Young made his name as the quarterback for the San Francisco 49ers, where he played for 12 years, won three Super Bowls, and two NFL most valuable player awards.

 

He’s also a startup founder, in the final years of his American football career he founded and sold Found.com. More recently he co-founded private equity firm Huntsman Gay Global Capital, where he currently serves as managing director.

 

Speaking at Salesforce’s Dreamforce conference overnight, Young recalled when he first arrived at the 49ers, via a trade with the Tampa Bay Buccaneers, and found himself backing up future Hall of Famer Joe Montana. At the time, and to this day, Montana was considered to be one of the greatest quarterbacks ever.

 

When the time came to take the field, after an injury sidelined Montana for an entire season, Young says too often he was trying to explain away errors, rather than taking ownership of them.  After throwing an interception, he’d point out why – a bad block, a slippery ball. When he’d go to the sidelines, he overheard teammates discussing what went wrong: “He’s not Joe.”

 

“What they were really saying was ‘Steve, we thought you were our leader’,” Young says.

 

“People want leadership. They want somebody that says look, when it counts, they are responsible, they are accountable.

 

“If you’re an entrepreneur, you need to be fundamentally someone at a key moment who can stand up and say ‘I screwed up, let’s go fix it’. Then later when it’s infused (in the organisation’s culture), people will respond in comparable way.”

 

Young says startup founders, like quarterbacks, are trying to build a platform to show not just how great they are, but one that gives those around them the chance to thrive too.

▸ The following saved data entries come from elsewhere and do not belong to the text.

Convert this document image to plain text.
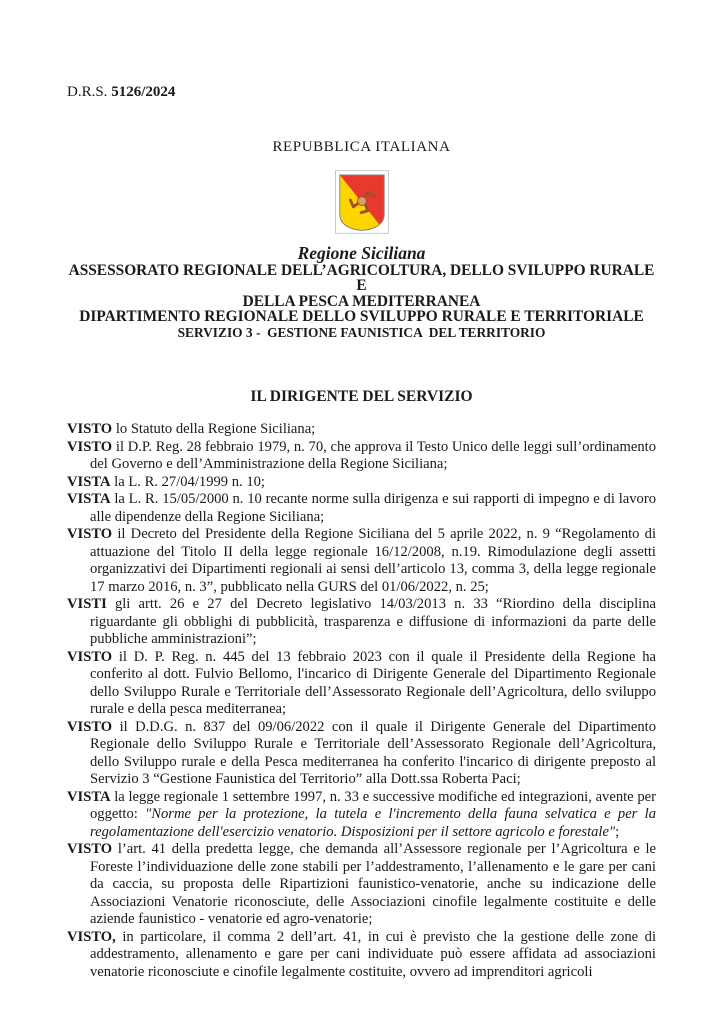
D.R.S. 5126/2024
REPUBBLICA ITALIANA
Regione Siciliana
ASSESSORATO REGIONALE DELL’AGRICOLTURA, DELLO SVILUPPO RURALE E
DELLA PESCA MEDITERRANEA
DIPARTIMENTO REGIONALE DELLO SVILUPPO RURALE E TERRITORIALE
SERVIZIO 3 -  GESTIONE FAUNISTICA  DEL TERRITORIO
IL DIRIGENTE DEL SERVIZIO
VISTO lo Statuto della Regione Siciliana;
VISTO il D.P. Reg. 28 febbraio 1979, n. 70, che approva il Testo Unico delle leggi sull’ordinamento del Governo e dell’Amministrazione della Regione Siciliana;
VISTA la L. R. 27/04/1999 n. 10;
VISTA la L. R. 15/05/2000 n. 10 recante norme sulla dirigenza e sui rapporti di impegno e di lavoro alle dipendenze della Regione Siciliana;
VISTO il Decreto del Presidente della Regione Siciliana del 5 aprile 2022, n. 9 “Regolamento di attuazione del Titolo II della legge regionale 16/12/2008, n.19. Rimodulazione degli assetti organizzativi dei Dipartimenti regionali ai sensi dell’articolo 13, comma 3, della legge regionale 17 marzo 2016, n. 3”, pubblicato nella GURS del 01/06/2022, n. 25;
VISTI gli artt. 26 e 27 del Decreto legislativo 14/03/2013 n. 33 “Riordino della disciplina riguardante gli obblighi di pubblicità, trasparenza e diffusione di informazioni da parte delle pubbliche amministrazioni”;
VISTO il D. P. Reg. n. 445 del 13 febbraio 2023 con il quale il Presidente della Regione ha conferito al dott. Fulvio Bellomo, l'incarico di Dirigente Generale del Dipartimento Regionale dello Sviluppo Rurale e Territoriale dell’Assessorato Regionale dell’Agricoltura, dello sviluppo rurale e della pesca mediterranea;
VISTO il D.D.G. n. 837 del 09/06/2022 con il quale il Dirigente Generale del Dipartimento Regionale dello Sviluppo Rurale e Territoriale dell’Assessorato Regionale dell’Agricoltura, dello Sviluppo rurale e della Pesca mediterranea ha conferito l'incarico di dirigente preposto al Servizio 3 “Gestione Faunistica del Territorio” alla Dott.ssa Roberta Paci;
VISTA la legge regionale 1 settembre 1997, n. 33 e successive modifiche ed integrazioni, avente per oggetto: "Norme per la protezione, la tutela e l'incremento della fauna selvatica e per la regolamentazione dell'esercizio venatorio. Disposizioni per il settore agricolo e forestale";
VISTO l’art. 41 della predetta legge, che demanda all’Assessore regionale per l’Agricoltura e le Foreste l’individuazione delle zone stabili per l’addestramento, l’allenamento e le gare per cani da caccia, su proposta delle Ripartizioni faunistico-venatorie, anche su indicazione delle Associazioni Venatorie riconosciute, delle Associazioni cinofile legalmente costituite e delle aziende faunistico - venatorie ed agro-venatorie;
VISTO, in particolare, il comma 2 dell’art. 41, in cui è previsto che la gestione delle zone di addestramento, allenamento e gare per cani individuate può essere affidata ad associazioni venatorie riconosciute e cinofile legalmente costituite, ovvero ad imprenditori agricoli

He says it was that sense of accountability, coupled with the team’s culture, one of integration, instilled by Hall of Fame coach Bill Walsh, during his time with the 49ers in the 1980s that led to the organisation’s success. The 49ers made the playoffs 17 times, over a period of 20 years, from 1981 to 2001.

 

“(Walsh wanted) to integrate you in every way possible. Every cultural boundary, anything you have in religion, or socio-economic, or geography, or language, anything. (He) wants to break down those barriers that keep you apart,” Young says.

 

“What Bill was saying, ‘I want you to know something about everyone on the team. You’re not just going to be comfortable, I’m going to trade comfort for integration’.”

 

Young says it’s that culture that allows teams to work with and help for each other in the most difficult of times. For a startup that might be during a cash flow crunch, for Young it was against the Green Bay Packers on a freezing cold night in Wisconsin.

 

“We’re at Lambeau Field and it’s 32 degrees (0 Celsius) and its sprinkling rain-sleet kind of thing, and you’re soaking wet, you’ve never been colder in your life. You can be -40 and not be as cold as that little misty rain, you’re just dying,” Young says.

 

“And I need 10 other guys to go and win this game because we’re down four with a minute and 20 left. I’ve got to look back at them and say ‘guys, it’s human nature that you don’t want to go ramming into anybody right now, but we’ve got to do it to win’. To be able to do that, if I didn’t have those associations, and I didn’t have that accountability infused in the system, there is no way that they’re going to react and respond.

 

“When you do, and it’s embedded in who you are. The DNA of your company and the new platform you’re building. If I embed that into the system, we’re going to score.

 

“It’s really the interaction between human beings, that makes a company really thrive today, in this environment where human capital is so important.”

 

StartupSmart attended Dreamforce as a guest of Salesforce.